2) Modesty is a sacrifice that women make to protect men
Now hold on just one diddly darn minute. Rachel Clark talks about this topic here, and it makes me want to have a quiet talk with her. I am responsible only for my sin. If I wear a bikini despite clear convictions that they’re not for me, I am accountable for that sin. If a man lusts for my stellar bod (regardless of what I’m wearing), he is responsible for his sin. And like I said earlier, some men may be just as stumbled by a girl in a one-piece. There are even perverts and sexual deviants out there who think random stuff is super hot. If I believed that my clothing makes me responsible for the way men treat me, I would wear a burka and never leave the house. I think this train of thought is particularly distressing because it’s an easy step to justify sexual assault with “she was asking for it because she wore a revealing outfit.” I cannot say it enough: how a woman dresses does not make her culpable for someone else’s sin. The heart of modesty shouldn’t be about women doing men a favor – it should be about honouring God and proclaiming His gospel. That being said, we all are to help one another not to stumble. This applies to both genders in every part of life, not just modesty.

3) Angels and Demons
Women’s modesty understandably generates a lot of discussion, but therein lies a dangerous double-standard. Men are expected to lust. Women are not.
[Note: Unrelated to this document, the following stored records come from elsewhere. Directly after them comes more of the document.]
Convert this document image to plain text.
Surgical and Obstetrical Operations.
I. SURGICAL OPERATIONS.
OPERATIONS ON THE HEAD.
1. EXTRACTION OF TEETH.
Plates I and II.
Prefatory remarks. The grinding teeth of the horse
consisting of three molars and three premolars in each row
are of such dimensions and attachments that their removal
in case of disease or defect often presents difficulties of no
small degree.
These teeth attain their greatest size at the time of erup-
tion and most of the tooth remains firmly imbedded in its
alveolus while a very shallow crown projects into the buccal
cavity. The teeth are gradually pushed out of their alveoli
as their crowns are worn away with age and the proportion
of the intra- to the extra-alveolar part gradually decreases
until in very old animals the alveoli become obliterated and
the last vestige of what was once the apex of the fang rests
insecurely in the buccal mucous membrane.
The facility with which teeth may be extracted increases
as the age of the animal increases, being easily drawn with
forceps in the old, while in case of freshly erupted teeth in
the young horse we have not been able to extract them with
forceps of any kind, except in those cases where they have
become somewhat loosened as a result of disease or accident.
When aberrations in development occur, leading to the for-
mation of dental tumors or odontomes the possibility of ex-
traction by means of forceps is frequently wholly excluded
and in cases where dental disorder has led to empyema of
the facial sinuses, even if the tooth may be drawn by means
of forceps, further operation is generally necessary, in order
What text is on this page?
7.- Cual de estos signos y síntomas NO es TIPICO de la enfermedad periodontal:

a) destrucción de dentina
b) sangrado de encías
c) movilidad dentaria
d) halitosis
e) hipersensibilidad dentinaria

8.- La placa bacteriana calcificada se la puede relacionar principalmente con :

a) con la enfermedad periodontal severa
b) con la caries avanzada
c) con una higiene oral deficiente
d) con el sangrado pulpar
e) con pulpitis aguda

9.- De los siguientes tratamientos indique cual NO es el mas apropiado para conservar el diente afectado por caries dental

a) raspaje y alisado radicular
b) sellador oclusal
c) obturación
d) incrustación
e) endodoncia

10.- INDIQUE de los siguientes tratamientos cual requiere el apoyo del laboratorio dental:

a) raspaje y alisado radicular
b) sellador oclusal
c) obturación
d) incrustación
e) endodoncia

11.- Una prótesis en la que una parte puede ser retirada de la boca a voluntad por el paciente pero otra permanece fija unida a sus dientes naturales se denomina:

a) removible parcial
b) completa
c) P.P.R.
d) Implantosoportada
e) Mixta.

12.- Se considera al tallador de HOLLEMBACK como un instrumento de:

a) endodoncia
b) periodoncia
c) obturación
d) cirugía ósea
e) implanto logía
I don’t want to get into comparisons about who struggles more; I want to suggest that men should consider their modesty, too. Many Christian girls are conditioned as early as the womb that physical lust is such an unnatural, heinous crime that they can barely even allude to it even under duress – but we still experience it. Brett Harris talks a little more about men’s side of modesty here.

4) Swimsuit-Shaming
Bathing suits, and modesty in general, are a really hot-button topic. It’s easy to get defensive of one position or the other. One side shouts, “Don’t be so old fashioned! Womyn can wear whatever they want and be proud of their bodies.” The other side insists, “Have some self-respect! You look like a French whore in that tiny thing.” (That was obviously a dramatic reenactment.) No matter what our convictions about modesty are, we all need to treat each other with understanding and love. So you’re a hardcore one-piece girl; that’s awesome, but it doesn’t automatically make you more virtuous than the girl across the pool in a bikini.


5) In Conclusion
I’m not even going to tell you whether I wear a bikini or a one-piece, because that’s not the point I’m trying to make. I honestly believe that the modesty difference between the two is marginal. What we must remember about modesty is that as Christians, we have direct access to the Holy Spirit. God convicts our hearts individually! Instead of turning modesty into a legalistic analysis of how many square inches an item is, we need to approach it with a spirit of humility and gentleness. Modesty is much more about our heart attitude than how awesome we look in something.